Out-Loved by the Lost: How it Happens and What it Means
April 24, 2020

Have you ever been out-matched, out-witted or out-played? Of course, we all have, unless you are that rare exception who happens to be the brightest, strongest, and best of the best. Ok! Seriously! Here is the more important question:
Have you ever been out-loved?
To be out-loved happens when people go over and above the call of duty to express love. They lavish love and care on you in ways that mean the world to you. That has happened on many occasions for me. I remember a time when my car lost a timing belt and I could not afford to fix it. I was a seminary student, single and broke. The church I was serving as student pastor put together an auction on a Sunday night where they auctioned off cakes and pies. I was trying to bid for them because I needed the food :-) but in the end, they handed me all the money collected and many of the cakes and pies from that night! I was shocked and overjoyed with love from them.

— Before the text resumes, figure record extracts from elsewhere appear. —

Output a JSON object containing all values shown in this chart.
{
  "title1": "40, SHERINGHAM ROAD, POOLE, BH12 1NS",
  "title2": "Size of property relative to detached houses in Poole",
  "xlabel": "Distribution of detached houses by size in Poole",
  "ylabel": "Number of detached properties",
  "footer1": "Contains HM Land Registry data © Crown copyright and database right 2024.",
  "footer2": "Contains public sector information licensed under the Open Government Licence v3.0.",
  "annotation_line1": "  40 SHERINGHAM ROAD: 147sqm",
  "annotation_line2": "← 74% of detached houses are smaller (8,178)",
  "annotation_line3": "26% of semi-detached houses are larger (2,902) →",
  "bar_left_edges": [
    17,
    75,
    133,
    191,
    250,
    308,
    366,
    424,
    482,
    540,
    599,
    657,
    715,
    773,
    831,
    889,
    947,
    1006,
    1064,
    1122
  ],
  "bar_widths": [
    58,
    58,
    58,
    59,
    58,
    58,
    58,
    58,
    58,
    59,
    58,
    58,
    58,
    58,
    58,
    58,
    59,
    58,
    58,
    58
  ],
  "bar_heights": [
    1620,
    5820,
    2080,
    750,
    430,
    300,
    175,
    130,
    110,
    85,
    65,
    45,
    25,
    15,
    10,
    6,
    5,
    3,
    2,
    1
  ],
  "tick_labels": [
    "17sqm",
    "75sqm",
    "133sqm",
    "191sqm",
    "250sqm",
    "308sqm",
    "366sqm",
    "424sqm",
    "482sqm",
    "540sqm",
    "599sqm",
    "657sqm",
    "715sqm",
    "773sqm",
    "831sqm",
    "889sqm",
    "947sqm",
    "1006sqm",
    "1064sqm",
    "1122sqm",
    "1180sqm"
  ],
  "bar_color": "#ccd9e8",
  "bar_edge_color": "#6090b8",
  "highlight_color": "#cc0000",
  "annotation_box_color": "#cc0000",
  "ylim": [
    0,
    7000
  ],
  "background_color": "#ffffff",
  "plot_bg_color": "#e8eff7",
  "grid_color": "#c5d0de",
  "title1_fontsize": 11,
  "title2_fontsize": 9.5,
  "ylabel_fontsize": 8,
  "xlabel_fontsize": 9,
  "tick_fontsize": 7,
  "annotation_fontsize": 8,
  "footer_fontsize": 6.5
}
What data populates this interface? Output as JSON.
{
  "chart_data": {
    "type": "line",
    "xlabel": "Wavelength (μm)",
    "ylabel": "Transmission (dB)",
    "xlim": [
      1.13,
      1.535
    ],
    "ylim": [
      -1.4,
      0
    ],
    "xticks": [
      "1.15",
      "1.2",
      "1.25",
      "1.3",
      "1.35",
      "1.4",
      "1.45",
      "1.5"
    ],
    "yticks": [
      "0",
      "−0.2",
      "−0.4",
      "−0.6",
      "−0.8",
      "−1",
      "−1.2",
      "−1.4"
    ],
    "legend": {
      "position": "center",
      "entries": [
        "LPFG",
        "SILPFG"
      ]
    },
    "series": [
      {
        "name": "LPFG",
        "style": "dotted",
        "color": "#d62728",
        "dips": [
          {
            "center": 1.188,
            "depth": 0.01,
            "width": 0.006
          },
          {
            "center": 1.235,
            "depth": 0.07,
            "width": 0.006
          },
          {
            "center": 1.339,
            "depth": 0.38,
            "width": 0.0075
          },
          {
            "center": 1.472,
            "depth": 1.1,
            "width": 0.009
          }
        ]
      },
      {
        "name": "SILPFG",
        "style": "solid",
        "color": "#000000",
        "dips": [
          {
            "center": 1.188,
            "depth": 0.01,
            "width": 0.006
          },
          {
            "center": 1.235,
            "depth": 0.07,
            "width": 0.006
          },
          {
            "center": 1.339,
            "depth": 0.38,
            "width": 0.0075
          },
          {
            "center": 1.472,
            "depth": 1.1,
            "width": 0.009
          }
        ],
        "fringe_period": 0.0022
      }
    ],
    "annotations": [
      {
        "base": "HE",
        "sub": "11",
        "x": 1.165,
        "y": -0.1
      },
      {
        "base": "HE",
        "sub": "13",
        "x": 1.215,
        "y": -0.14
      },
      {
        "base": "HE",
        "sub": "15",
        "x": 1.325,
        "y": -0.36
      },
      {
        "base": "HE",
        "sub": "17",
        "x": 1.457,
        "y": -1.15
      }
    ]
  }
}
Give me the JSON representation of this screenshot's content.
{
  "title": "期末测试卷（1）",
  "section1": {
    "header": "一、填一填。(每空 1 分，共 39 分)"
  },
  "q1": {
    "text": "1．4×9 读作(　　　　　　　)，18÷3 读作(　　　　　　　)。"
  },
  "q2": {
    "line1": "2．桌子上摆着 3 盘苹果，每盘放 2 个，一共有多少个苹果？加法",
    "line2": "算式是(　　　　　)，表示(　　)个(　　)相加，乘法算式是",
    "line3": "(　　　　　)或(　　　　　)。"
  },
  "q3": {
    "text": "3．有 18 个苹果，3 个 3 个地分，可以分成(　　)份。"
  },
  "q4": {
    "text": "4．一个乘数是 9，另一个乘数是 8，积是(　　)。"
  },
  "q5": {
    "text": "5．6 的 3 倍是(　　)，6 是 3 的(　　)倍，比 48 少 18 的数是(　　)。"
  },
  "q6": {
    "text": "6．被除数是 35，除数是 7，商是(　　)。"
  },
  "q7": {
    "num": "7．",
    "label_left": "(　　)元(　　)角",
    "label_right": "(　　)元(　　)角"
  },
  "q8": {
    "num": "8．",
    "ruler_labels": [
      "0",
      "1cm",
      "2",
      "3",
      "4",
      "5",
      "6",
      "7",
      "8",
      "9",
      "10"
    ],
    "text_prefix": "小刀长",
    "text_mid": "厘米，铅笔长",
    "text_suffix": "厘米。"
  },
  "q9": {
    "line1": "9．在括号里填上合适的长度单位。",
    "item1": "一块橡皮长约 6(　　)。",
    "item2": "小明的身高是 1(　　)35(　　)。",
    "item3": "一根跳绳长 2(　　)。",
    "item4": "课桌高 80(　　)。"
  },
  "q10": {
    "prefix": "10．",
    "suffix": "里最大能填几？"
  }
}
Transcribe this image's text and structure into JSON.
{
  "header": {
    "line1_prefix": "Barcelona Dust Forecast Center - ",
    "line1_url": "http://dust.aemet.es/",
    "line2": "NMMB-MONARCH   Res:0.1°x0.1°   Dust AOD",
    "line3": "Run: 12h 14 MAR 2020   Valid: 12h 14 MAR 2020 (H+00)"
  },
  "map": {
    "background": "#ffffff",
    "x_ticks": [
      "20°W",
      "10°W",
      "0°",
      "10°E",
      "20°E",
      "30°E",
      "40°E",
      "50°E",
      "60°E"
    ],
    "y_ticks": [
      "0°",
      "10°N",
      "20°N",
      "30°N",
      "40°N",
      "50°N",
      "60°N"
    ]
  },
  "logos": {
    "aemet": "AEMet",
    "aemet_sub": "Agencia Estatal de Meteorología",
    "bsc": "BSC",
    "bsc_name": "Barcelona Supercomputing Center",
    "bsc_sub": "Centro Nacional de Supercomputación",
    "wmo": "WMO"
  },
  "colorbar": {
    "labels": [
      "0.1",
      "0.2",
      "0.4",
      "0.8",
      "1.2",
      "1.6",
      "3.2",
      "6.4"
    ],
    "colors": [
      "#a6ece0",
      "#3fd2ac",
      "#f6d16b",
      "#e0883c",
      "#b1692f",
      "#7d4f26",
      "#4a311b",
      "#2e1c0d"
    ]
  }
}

That is one story among many that I could recall. How about you?
Love like that coming from followers of Jesus in whom God has placed His love is not surprising. It should be normal, natural...ordinary. Jesus said that we should love our enemies and pray for them (Matthew 5:43-48).
However, what does it say when Christians are out-loved by non-Christians?
That is the story of Jonah 1.
When you read this familiar story, you immediately recognize that Jonah has been called by God to be His prophet. Jonah does not like the assignment he has been given and rebels. He flees opposite of where God called him and gets on a ship to get as far away from God as he can. Now, Jonah knows that fleeing from the Lord will not end well, so what does Jonah do? He gets other people to step into his mess! As the ship goes out to sea, the Lord hurls an incredible storm toward them. The sailors are all pagans who worship the gods of man's imagination, but they know something is wrong.
They played a pagan game to find out who the trouble maker was and God used that game to expose Jonah. The men questioned Jonah and he told them that he was fleeing from the Lord's presence. Rather than the men being angry and throwing him immediately overboard, they were afraid. Jonah suggested that they throw him overboard because God was really after just him. That's what I would have done. hat about you? But not these men.
"Nevertheless, the men rowed hard to get back to dry land but they could not, for the sea grew more and more fierce against them (Jonah 1:13). This verse blows me away! What happened here is the result of what happens when a Christian disobeys the Lord: they cover up their Christianity.
Jonah was out-loved by people who should have cared less about him. When God's love should have been poured out on these men, the men poured love out on Jonah. What a humbling experience! But this is what happens when our hearts are turned from light to dark, from sacrifice to selfishness, from love to hate, from life to death.
If Jonah could be out-loved, how easily can we be out-loved. I believe these are the times when God uses unbelievers to show us that what unbelievers can do in their unbelief, self-centeredness and general kindness toward humanity should not be the Christian's standard. We should not be striving to match a non-Christians love but to out-love their love. Disobedience, sin and the like are all things that will blur that, complicate matters and get us moving on paths away from God's will.
So, are you getting out-loved? What can we do on a day-today basis to out-love the people around us? It's first starts with asking God to forgive us for walking away from His direction. Then we must willfully start moving toward Him. Once we are walking toward God, we will have eyes to see the needs before us and respond with outstanding love.